The Australian share market staged a comeback in March, despite retreating late in the month as investors refocused on risks to the global economy. The S&P/ASX 200 Index ended the month up 4.7%, recovering some of the ground lost in February, but still down 15% on its April 2015 high. All sectors were positive, with strong retracements from Resources (6.7%), Energy (6.2%) and Materials (6.1%), and a rebound in Financials (5.9%) following significant declines in the start of the year. Industrials (2.27%) were the underperformers in March, but still the highes returning sector over a one-year period, recording 12.8%. Small cap shares again outperformed the market in March, with the index returning 5.5%.
Markets rallied in mid-March in response to comments from Fed Chair Janet Yellen, who provided a lower path for expected future rate rises, with the median expectation for the funds rate at the end of 2016 lowered by 50 bps to 0.75-1.00%.The US market rose 2.1% following the announcement, which was carried through to the end of the month. The S&P 500 Index finished the month up 6.6%, boosted by positive manufacturing and revised GDP growth data. Meanwhile in Europe, extraordinary monetary policy settings keep getting more extraordinary. In action evoking President Draghi’s fateful “whatever it takes” speech some four years ago, the ECB cut its deposit rate a further 20 bps to -0.40%, while the main refinancing rate was cut to zero. The European market rallied 3.6% in response to the decision, before falling 5.1% to end the week lower. In the UK, modest gains of 1.3% were achieved in March, and the German DAX added 4.9% despite subdued manufacturing output.

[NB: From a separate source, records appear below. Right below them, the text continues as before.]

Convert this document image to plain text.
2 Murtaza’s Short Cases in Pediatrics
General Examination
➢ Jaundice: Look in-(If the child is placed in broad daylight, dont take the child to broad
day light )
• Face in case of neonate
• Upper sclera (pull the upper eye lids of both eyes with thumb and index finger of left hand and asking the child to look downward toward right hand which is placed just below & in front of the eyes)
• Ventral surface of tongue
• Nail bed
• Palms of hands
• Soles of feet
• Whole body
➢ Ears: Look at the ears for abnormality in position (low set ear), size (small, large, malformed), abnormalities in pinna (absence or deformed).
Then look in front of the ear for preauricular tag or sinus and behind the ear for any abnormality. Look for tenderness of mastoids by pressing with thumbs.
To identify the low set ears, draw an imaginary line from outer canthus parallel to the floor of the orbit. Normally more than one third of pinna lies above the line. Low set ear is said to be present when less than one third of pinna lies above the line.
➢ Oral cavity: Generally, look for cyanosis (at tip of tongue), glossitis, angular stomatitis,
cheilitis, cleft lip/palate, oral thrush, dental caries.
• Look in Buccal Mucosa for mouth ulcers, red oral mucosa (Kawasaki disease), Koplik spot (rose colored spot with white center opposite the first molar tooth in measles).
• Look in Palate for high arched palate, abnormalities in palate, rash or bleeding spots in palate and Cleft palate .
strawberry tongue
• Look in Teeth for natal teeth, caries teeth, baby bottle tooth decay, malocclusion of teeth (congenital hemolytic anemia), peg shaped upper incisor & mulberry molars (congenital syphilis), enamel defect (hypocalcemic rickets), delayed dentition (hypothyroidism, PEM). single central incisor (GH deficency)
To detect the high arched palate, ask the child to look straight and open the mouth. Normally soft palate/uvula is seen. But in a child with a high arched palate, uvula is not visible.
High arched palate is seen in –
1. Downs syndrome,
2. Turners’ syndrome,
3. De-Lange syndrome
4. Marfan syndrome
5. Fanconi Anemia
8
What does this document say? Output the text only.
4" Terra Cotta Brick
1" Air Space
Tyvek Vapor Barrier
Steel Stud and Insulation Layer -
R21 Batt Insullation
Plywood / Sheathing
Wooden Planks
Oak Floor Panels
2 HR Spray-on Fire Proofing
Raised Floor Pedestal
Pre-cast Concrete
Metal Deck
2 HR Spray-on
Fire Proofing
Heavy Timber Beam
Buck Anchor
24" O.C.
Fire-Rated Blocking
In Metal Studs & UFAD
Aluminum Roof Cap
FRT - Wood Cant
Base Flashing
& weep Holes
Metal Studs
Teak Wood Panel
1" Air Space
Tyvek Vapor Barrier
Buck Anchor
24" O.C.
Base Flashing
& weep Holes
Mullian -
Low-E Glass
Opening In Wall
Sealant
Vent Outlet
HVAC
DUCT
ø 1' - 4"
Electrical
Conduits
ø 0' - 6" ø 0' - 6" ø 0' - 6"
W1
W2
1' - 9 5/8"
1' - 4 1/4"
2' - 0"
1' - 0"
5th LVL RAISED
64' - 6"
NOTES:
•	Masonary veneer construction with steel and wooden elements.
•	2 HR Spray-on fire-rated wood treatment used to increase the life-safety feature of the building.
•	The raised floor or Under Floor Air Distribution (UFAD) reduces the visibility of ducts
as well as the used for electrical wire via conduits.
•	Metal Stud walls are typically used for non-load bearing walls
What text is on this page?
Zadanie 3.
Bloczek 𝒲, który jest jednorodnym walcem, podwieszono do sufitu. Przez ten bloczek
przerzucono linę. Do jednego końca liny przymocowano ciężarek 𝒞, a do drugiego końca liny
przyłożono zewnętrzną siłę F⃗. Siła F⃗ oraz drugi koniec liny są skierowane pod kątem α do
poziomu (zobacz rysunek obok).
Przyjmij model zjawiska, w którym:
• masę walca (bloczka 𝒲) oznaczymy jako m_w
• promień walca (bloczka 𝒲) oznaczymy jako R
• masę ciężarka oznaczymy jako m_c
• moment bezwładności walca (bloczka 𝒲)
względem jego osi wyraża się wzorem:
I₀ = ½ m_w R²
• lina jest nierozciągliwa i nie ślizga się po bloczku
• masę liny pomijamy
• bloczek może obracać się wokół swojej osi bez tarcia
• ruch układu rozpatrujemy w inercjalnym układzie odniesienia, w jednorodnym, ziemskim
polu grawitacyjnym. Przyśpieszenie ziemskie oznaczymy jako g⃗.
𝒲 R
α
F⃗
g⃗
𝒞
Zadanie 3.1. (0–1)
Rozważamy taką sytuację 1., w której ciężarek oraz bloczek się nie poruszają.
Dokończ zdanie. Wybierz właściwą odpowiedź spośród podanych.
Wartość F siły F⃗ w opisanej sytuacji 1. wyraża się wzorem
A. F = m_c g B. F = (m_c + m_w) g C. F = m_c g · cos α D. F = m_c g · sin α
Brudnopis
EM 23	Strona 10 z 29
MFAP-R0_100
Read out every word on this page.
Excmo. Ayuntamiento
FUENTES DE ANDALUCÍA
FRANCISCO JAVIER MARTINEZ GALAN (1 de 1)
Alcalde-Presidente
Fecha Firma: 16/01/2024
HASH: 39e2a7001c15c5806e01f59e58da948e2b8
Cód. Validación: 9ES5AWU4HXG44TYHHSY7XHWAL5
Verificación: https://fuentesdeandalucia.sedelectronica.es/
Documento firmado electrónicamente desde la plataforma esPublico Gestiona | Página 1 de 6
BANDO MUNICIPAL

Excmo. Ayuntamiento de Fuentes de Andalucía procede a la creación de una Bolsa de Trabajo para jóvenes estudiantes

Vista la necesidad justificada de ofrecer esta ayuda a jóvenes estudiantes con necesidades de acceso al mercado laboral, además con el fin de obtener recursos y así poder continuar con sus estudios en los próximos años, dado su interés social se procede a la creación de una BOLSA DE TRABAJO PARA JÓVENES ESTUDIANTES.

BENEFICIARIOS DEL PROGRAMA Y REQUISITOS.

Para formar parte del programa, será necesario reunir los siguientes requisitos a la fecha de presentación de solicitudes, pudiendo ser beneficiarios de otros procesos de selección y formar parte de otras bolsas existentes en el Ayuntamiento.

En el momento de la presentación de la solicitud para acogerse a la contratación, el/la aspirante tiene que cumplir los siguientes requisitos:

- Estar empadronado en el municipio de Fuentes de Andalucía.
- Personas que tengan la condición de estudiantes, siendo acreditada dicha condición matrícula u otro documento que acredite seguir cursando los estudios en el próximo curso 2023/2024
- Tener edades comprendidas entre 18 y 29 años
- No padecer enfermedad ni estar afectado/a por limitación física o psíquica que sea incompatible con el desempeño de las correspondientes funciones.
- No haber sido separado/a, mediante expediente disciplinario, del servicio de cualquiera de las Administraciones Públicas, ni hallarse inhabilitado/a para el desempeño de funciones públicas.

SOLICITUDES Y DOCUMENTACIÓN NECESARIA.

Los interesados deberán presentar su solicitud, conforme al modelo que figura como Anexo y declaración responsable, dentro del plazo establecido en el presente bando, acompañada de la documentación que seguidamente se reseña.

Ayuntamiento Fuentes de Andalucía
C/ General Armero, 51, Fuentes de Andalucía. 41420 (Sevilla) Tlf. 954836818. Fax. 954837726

Financial markets were supported by rising commodity prices, with crude oil ducking above US $40/b towards the end of the month. The MSCI World ex Australia NR Index gained 6.3% in March, with strong growth from Asian markets. The Japanese Index gained 4.6%, the Shanghai Index gained 11.8%, and the Hong Kong Index gained 8.7%.
Listed Property (REITs) & Infrastructure
The ASX Property Index retuned 2.4% in March, underperforming the market but still an attractive asset class for yield hunters. Concerns remain among some investors about the perceived risk associated with high valuation multiples, including potentially unsustainable distributions. Globally, REITs returned 9.5% in March (in USD terms), with free-standing retail, data centre, specialty, and self-storage REITS the top performers. Growth in cloud computing and data has driven demand for third-party IT infrastructure, which has been reflected in the REIT market.
Australian bonds returned -0.3% in March as a moderate rise in yields pushed bond values down. The Australian 10-year Treasury yield rose from 2.40 to 2.49, after reaching a high of 2.69 during the month, while 2-year yields rose from 1.77 to 1.90. Global bonds, as measured by the Barclays Global Aggregate Bond Index, returned 0.9% in March amidst falling yields on corporate investment grade and high yield bonds. Monthly returns on global corporate and high yield debt were 2.34% and 4.33% respectively. Softer economic growth forecasts have again pushed out expectations for a Fed rate increase, while the ECB took action to address persistent weakness in the European economy, cutting the deposit rate further into negative territory and expanding its asset purchase programme. Central bank credibility was on the line in March, although bond markets have reflected a more moderate risk environment compared to the start of the year.